I was planning to add a stride for linear formats anyways. Maybe I'll do the same for tiled formats.

[/quote]Obviously there is the classic slider in the tile editor that shuffles pixels one way or the other when it comes to drawing, but if it is about your read functions not needing masks and whatever else then that is not terribly relevant.
[/quote]
I just checked TileLayer Pro and the finest adjustment you can do is +/- 1 byte. Bitwise may be overkill.

Quote from: BlackDog61 on May 08, 2016, 10:07:57 AM
Too bad you rules compression out - RLE (8 or 16) seems to be not so uncommon on the PSP. Nothing out of the ordinary, so if you have some time at hand later down the road, please consider a compression / decompression plugins interface. 8)
I think adding a codec plugin system for compression is too niche for the amount of effort it would take to implement.

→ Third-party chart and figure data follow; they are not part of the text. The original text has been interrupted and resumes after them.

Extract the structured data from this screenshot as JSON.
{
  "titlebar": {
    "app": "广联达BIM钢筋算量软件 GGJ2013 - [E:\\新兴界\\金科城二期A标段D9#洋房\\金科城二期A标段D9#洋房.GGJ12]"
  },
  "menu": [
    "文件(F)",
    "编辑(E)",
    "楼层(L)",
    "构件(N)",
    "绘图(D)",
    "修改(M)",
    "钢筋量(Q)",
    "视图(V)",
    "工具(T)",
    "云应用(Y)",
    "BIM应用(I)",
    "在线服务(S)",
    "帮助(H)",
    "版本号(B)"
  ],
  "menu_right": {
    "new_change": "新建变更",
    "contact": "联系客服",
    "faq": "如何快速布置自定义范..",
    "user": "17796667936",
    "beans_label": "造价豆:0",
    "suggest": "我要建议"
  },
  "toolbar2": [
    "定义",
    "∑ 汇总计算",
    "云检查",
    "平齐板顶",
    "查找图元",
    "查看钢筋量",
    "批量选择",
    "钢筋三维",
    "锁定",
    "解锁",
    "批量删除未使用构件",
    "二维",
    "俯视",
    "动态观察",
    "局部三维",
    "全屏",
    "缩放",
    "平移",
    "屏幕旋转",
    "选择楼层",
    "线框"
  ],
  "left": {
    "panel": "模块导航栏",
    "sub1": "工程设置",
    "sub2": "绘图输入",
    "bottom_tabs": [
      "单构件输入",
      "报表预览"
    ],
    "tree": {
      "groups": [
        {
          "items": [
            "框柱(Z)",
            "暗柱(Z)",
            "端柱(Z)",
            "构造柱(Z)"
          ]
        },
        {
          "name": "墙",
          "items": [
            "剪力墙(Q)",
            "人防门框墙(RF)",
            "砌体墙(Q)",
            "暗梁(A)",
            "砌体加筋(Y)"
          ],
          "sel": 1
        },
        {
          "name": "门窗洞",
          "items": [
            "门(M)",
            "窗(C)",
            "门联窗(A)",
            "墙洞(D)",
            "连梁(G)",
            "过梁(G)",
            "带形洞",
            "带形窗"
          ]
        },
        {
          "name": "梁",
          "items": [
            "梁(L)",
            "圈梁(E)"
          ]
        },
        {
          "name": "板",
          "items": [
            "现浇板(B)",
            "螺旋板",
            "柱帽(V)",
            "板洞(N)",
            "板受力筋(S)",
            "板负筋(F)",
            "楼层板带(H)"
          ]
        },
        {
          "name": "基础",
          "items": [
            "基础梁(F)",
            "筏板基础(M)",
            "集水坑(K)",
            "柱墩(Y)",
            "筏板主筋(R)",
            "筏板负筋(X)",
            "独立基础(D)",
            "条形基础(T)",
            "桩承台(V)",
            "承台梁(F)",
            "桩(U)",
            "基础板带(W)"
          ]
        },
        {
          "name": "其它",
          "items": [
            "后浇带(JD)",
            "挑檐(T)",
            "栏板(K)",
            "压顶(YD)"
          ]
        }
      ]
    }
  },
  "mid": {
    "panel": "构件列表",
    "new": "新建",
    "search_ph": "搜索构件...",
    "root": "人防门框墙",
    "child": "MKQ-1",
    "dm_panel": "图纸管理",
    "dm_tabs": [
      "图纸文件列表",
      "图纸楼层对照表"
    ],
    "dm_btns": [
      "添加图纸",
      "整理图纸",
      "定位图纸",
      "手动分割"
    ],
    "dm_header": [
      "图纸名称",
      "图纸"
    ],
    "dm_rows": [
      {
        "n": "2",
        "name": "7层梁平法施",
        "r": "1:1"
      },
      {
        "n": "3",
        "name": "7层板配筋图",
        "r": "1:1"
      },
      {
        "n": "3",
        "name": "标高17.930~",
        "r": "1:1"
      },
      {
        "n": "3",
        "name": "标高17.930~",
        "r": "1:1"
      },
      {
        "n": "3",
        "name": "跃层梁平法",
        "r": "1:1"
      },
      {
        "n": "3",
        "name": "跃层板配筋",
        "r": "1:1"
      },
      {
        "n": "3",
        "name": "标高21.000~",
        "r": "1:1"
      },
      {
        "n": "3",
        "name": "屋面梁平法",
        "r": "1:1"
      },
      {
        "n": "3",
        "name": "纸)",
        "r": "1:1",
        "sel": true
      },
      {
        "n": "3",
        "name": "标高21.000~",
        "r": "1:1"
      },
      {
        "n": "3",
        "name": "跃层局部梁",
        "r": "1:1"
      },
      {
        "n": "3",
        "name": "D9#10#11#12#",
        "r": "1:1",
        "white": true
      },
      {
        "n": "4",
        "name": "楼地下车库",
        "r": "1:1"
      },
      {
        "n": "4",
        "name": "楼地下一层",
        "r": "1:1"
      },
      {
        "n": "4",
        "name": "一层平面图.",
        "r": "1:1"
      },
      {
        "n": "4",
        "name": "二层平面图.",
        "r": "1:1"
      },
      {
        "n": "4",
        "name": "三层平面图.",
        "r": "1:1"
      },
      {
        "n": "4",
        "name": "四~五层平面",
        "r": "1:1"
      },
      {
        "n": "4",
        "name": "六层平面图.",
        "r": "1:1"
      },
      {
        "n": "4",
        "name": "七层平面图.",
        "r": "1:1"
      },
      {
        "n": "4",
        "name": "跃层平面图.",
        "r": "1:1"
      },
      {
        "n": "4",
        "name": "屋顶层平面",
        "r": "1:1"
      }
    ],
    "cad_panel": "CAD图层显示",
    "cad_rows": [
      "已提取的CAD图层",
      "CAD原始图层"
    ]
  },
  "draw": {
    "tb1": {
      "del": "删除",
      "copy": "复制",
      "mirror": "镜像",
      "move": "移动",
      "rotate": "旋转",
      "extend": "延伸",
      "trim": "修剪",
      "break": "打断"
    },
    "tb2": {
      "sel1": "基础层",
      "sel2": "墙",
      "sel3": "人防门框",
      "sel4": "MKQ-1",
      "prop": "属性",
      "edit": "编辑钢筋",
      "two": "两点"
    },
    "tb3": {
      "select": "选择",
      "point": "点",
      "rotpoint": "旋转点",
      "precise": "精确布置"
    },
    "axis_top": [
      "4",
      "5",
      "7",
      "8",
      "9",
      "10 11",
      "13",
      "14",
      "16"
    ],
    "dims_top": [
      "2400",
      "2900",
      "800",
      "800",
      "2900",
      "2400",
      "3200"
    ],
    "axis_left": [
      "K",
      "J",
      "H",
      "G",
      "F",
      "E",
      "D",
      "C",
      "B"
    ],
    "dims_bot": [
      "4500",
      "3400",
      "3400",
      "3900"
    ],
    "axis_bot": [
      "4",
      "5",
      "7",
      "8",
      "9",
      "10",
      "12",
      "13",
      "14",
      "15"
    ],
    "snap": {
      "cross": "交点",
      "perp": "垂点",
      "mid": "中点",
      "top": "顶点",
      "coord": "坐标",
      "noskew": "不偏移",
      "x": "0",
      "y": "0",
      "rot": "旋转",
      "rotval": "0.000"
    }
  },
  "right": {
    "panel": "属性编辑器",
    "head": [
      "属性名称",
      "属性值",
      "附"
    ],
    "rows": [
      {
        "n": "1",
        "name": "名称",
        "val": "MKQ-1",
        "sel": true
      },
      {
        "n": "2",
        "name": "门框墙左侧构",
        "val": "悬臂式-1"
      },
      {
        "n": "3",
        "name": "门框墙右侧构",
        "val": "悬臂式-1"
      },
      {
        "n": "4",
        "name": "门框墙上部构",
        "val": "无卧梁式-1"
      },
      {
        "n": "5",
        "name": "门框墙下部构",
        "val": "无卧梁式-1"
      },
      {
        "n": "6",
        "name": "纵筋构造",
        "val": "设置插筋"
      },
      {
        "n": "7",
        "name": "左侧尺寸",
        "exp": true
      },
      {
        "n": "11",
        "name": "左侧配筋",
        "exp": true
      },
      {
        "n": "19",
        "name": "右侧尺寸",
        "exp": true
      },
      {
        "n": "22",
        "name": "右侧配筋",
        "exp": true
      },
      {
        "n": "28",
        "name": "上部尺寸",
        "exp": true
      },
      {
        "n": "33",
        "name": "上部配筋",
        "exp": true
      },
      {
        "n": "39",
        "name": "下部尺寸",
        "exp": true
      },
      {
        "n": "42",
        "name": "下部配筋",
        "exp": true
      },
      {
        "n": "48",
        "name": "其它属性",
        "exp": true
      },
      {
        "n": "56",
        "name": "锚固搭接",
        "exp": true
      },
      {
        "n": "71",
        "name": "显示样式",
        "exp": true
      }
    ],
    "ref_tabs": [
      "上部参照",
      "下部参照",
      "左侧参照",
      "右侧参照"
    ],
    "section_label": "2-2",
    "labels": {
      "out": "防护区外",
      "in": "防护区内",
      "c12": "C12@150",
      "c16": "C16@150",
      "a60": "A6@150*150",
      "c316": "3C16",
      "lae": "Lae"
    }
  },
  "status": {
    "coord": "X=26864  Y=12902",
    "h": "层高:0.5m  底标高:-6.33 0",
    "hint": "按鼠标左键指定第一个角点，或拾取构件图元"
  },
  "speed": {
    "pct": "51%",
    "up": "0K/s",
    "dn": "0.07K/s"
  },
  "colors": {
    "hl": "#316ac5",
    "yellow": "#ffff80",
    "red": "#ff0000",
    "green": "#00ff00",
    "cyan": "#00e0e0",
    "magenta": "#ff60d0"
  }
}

I prefer external tools to do the compression work and to just edit the uncompressed version. The editor will have features to make this kind of workflow to not be a pain once everything is properly setup.

I'm not familiar with PSP, is the PGF format actually common? I'm not against adding specific file loaders, but they would certainly not be in an initial release.

BlackDog61

Quote from: Klarth on May 08, 2016, 12:38:20 PM
I'm not familiar with PSP, is the PGF format actually common?
I haven't seen any yet. But as I said - I haven't browsed a lot of the console's library. KingCom may be a good source of info on this?